Nei prossimi mesi, invece, gli insegnanti potranno scegliere chi può entrare nella videochiamata e potranno condividere lo schermo e usare la chat anche da dispositivi mobili, sia Android che iOS, e non solo da PC come succede oggi.

  • Termina chiamata per tutti*. Gli insegnanti potranno terminare gli incontri per tutti i presenti, impedendo così agli studenti di rimanere all’interno dopo che se ne sono andati.
  • Reazioni con le emoticon*. Questa funzione rende più facile per gli studenti partecipare ed esprimersi con le reazioni emoji su Meet.
  • Integrazione con Google Classroom*. Classroom e Meet funzioneranno ancora meglio. Ogni riunione Meet creata da Classroom sarà più sicura per impostazione predefinita: quando le riunioni verranno generate da Classroom, gli studenti non potranno partecipare prima dell’insegnante, mentre Meet saprà anche chi si trova nell’elenco di Classroom, quindi solo gli studenti e gli insegnanti della classe possono partecipare.
  • Trascrizione della riunione**. In questo modo, si potranno condividere facilmente le trascrizioni con gli studenti, rivedere ciò che è stato discusso durante la lezione o tenere un registro per consultazioni future.

* Incluso nella versione Fundamentals.

** Incluso nelle versioni Education Plus e Teaching and Learning Upgrade.

 

Google Classroom: cosa c’è di nuovo

In Classroom troveremo più strumenti, controlli e funzionalità per aiutare gli studenti a imparare da qualsiasi luogo, oltre a semplificare il lavoro per gli insegnanti. Alcune di queste nuove funzionalità sono:

  • Sincronizzazione elenco*. Permetterà di sincronizzare gli elenchi direttamente con Classroom dal sistema scolastico.
  • Monitoraggio del coinvolgimento degli studenti**. Consentirà ai docenti di vedere statistiche rilevanti su come gli studenti interagiscono con Classroom.
  • Modalità offline**. Classroom potrà essere utilizzato senza una connessione Internet per gli studenti o le scuole con connettività limitata.
  • Integrazione di strumenti di terze parti con plug-in Classroom***, come Kahoot, Nearpod o Adobe.

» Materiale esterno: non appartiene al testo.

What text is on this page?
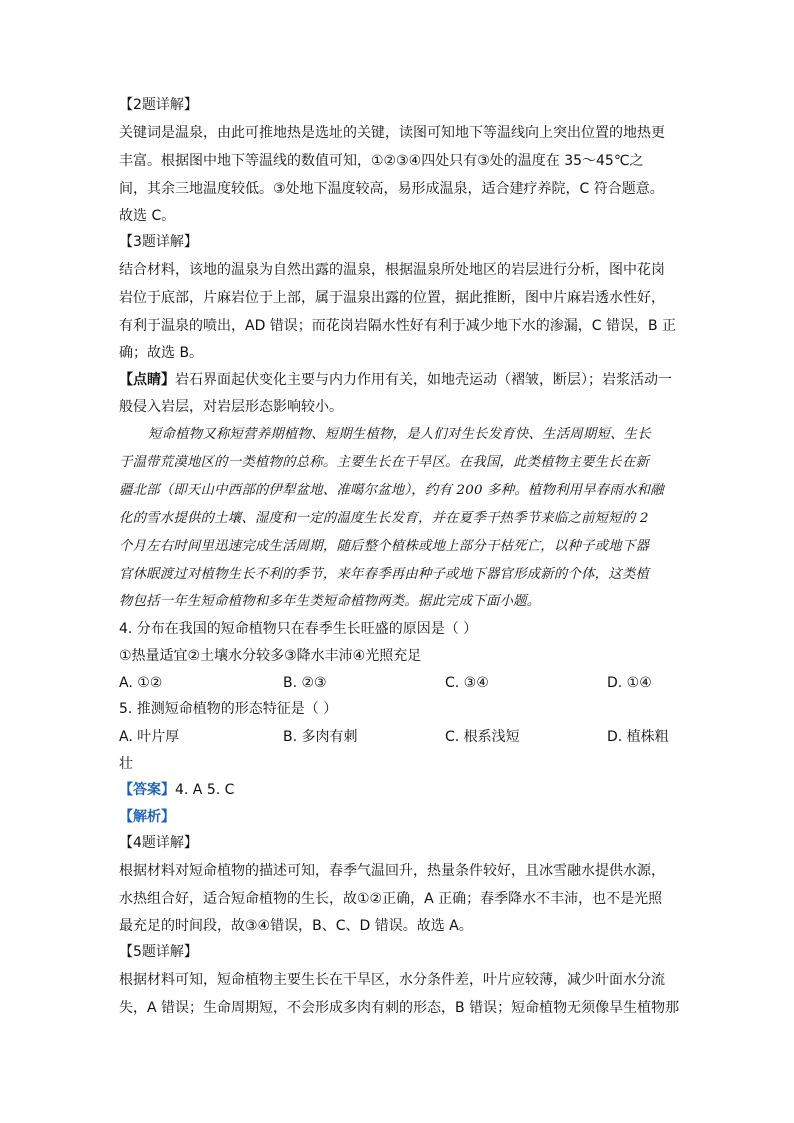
【2题详解】
关键词是温泉，由此可推地热是选址的关键，读图可知地下等温线向上突出位置的地热更
丰富。根据图中地下等温线的数值可知，①②③④四处只有③处的温度在 35～45℃之
间，其余三地温度较低。③处地下温度较高，易形成温泉，适合建疗养院，C 符合题意。
故选 C。
【3题详解】
结合材料，该地的温泉为自然出露的温泉，根据温泉所处地区的岩层进行分析，图中花岗
岩位于底部，片麻岩位于上部，属于温泉出露的位置，据此推断，图中片麻岩透水性好，
有利于温泉的喷出，AD 错误；而花岗岩隔水性好有利于减少地下水的渗漏，C 错误，B 正
确；故选 B。
【点睛】岩石界面起伏变化主要与内力作用有关，如地壳运动（褶皱，断层）；岩浆活动一
般侵入岩层，对岩层形态影响较小。
短命植物又称短营养期植物、短期生植物，是人们对生长发育快、生活周期短、生长
于温带荒漠地区的一类植物的总称。主要生长在干旱区。在我国，此类植物主要生长在新
疆北部（即天山中西部的伊犁盆地、准噶尔盆地），约有 200 多种。植物利用早春雨水和融
化的雪水提供的土壤、湿度和一定的温度生长发育，并在夏季干热季节来临之前短短的 2
个月左右时间里迅速完成生活周期，随后整个植株或地上部分干枯死亡，以种子或地下器
官休眠渡过对植物生长不利的季节，来年春季再由种子或地下器官形成新的个体，这类植
物包括一年生短命植物和多年生类短命植物两类。据此完成下面小题。
4. 分布在我国的短命植物只在春季生长旺盛的原因是（ ）
①热量适宜②土壤水分较多③降水丰沛④光照充足
A. ①②	B. ②③	C. ③④	D. ①④
5. 推测短命植物的形态特征是（ ）
A. 叶片厚	B. 多肉有刺	C. 根系浅短	D. 植株粗
壮
【答案】4. A 5. C
【解析】
【4题详解】
根据材料对短命植物的描述可知，春季气温回升，热量条件较好，且冰雪融水提供水源，
水热组合好，适合短命植物的生长，故①②正确，A 正确；春季降水不丰沛，也不是光照
最充足的时间段，故③④错误，B、C、D 错误。故选 A。
【5题详解】
根据材料可知，短命植物主要生长在干旱区，水分条件差，叶片应较薄，减少叶面水分流
失，A 错误；生命周期短，不会形成多肉有刺的形态，B 错误；短命植物无须像旱生植物那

* Incluso nella versione Education Plus.
** Incluso nella versione Fundamentals.
*** Incluso nelle versioni Education Plus e Teaching and Learning Upgrade.

Altra novità importantissima sarà la possibilità data agli studenti di fare foto a una o più pagine del quaderno, scritte a mano, e di inviarle all’insegnante. L’app poi unirà tutte le pagine in un solo Pdf prima di inviarlo all’insegnante.

 

Originality Reports in lingua italiana

Uno degli strumenti più utili nella versione americana di Google Classroom è Originality Reports, un sistema che permette agli studenti di inserire citazioni all’interno dei loro elaborati, ma permette anche agli insegnanti di avere un report automatico sulla percentuale di testo copiato presente nel testo.
In pratica un rapporto che svela automaticamente se lo studente ha copiato. Presto questa funzione sarà disponibile in 15 lingue diverse, compreso l’italiano.